The DHS is expected to send about 150 Homeland Security agents to Chicago to help local law enforcement deal with a spike in crime, according to an official.
The agents, who are generally used to investigate human trafficking, drugs and weapons smuggling, are expected to stay in the city for at least two months, according to the source.
It is not clear how they will back up local law enforcement or when they will arrive, but they will make arrests for federal crimes, not local ones.
A spokesman for Homeland Security said the department does not comment on “allegedly leaked operations”.
In a tweet on Sunday, the president blamed local leaders for violence in Chicago and other cities.
“The Radical Left Democrats, who totally control Biden, will destroy our Country as we know it. Unimaginably bad things would happen to America,” Trump tweeted, referring to his likely Democratic opponent, Joe Biden.
“Look at Portland, where the pols are just fine with 50 days of anarchy. We sent in help. Look at New York, Chicago, Philadelphia. NO!”
It is his latest effort to use an agency — created after the September 11 attacks to protect the country from terrorists threats — to supplement local law enforcement in ways that have alarmed critics.
Demonstrators who have been on the streets for weeks have found renewed focus in clashes with camouflaged, unidentified agents outside the city’s US courthouse.
Protesters crowded in front of the courthouse and the Justice Centre late on Monday night, before authorities cleared them out as the loud sound and light of stun grenades filled the sky.
Homeland Security agents have also been deployed to the Mexico border along with national guard troops during the crisis there.
But with the border largely closed because of coronavirus and the number of illegal crossings plummeting, the president has turned the department on to what he sees as a threat within the US and one that similarly plays to his base: violence following police reform protests that have rocked the nation since the death of George Floyd.
In Chicago, the president of the local police officer’s union wrote Mr Trump a letter asking “for help from the federal government” to help combat gun violence.

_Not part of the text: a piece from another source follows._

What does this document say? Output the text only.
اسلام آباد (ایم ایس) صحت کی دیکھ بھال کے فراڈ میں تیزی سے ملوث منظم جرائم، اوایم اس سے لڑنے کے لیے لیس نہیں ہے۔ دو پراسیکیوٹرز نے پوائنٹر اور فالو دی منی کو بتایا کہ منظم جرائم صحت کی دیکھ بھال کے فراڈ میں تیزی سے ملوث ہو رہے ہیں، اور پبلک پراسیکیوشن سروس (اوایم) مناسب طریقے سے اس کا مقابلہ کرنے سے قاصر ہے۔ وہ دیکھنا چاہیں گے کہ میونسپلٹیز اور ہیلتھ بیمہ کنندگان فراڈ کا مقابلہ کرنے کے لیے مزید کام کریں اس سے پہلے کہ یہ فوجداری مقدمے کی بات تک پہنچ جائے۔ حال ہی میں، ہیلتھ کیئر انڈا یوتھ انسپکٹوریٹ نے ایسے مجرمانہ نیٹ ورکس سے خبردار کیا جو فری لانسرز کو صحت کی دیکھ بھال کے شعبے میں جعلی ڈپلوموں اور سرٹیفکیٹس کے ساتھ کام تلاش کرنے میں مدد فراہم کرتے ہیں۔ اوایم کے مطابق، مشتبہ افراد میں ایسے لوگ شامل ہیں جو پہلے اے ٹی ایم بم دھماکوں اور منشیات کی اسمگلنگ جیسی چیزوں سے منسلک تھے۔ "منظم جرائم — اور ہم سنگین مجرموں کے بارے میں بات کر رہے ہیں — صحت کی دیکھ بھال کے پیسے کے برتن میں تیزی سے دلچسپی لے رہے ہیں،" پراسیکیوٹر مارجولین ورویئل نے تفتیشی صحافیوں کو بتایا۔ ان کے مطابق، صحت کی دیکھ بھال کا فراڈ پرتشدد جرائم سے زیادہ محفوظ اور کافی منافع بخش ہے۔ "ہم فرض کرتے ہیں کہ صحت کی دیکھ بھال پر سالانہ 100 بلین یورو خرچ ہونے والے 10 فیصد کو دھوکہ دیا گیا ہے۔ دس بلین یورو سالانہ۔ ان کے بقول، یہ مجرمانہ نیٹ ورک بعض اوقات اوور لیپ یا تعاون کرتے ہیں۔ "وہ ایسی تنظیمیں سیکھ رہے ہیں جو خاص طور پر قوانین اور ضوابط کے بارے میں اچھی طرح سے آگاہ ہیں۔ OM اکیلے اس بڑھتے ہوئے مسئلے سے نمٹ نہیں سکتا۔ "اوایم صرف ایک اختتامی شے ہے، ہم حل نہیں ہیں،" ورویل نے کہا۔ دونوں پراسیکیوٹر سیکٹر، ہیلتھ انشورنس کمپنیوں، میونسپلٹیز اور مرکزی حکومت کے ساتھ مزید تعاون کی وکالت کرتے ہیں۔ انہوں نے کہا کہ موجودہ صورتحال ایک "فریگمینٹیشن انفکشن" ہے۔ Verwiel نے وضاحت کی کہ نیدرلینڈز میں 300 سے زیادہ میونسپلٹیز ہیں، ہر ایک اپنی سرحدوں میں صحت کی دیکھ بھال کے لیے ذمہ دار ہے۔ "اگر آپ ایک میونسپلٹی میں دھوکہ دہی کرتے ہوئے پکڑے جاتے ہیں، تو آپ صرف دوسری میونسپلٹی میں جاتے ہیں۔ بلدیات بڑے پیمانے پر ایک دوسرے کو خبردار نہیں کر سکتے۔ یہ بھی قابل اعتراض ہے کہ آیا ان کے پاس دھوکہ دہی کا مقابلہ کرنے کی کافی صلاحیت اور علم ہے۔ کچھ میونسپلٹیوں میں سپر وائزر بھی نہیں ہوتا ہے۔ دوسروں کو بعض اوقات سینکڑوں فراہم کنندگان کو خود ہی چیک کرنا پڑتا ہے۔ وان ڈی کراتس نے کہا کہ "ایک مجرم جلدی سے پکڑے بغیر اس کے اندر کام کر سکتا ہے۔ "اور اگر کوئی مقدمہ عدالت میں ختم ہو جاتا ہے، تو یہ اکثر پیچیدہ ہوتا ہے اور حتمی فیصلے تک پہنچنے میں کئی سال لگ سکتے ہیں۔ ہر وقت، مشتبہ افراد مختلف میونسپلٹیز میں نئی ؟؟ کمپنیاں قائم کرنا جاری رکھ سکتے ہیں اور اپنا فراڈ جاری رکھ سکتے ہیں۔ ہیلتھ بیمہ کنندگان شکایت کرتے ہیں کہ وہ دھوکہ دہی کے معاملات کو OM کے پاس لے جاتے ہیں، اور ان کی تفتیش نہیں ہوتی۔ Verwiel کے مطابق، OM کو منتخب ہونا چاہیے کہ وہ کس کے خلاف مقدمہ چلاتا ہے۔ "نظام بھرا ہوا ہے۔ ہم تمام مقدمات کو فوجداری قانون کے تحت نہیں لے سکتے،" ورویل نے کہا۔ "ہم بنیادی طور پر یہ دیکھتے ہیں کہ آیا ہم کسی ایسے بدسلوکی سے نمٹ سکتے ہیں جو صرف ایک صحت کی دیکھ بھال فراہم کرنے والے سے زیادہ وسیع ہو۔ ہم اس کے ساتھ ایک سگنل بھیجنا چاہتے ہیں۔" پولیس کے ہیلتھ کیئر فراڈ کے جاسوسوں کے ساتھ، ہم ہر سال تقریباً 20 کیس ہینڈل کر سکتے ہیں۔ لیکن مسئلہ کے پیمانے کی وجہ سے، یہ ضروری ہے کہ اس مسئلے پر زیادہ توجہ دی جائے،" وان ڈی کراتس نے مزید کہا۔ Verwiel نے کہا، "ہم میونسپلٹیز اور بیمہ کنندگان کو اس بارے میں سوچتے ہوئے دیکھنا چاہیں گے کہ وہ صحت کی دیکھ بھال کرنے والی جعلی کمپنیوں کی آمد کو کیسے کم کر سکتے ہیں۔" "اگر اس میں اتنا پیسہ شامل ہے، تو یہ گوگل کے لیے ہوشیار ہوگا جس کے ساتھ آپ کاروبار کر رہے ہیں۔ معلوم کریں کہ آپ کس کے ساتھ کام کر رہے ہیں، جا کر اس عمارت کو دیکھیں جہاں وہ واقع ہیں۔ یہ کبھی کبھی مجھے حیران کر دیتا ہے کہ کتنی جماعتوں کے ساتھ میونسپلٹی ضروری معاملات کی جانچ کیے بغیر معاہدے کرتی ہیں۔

Mr. President or not—I don’t care one bit what your name is. I will not allow troops in Chicago, and I will do everything in my power to stop you. pic.twitter.com/jL5TFgPPKZ
— Mayor Lori E. Lightfoot (@chicagosmayor) July 21, 2020
The city has seen 414 homicides this year, compared with 275 during the same period last year, and a spate of shootings in recent weeks as cities around the country have seen an increase in violence.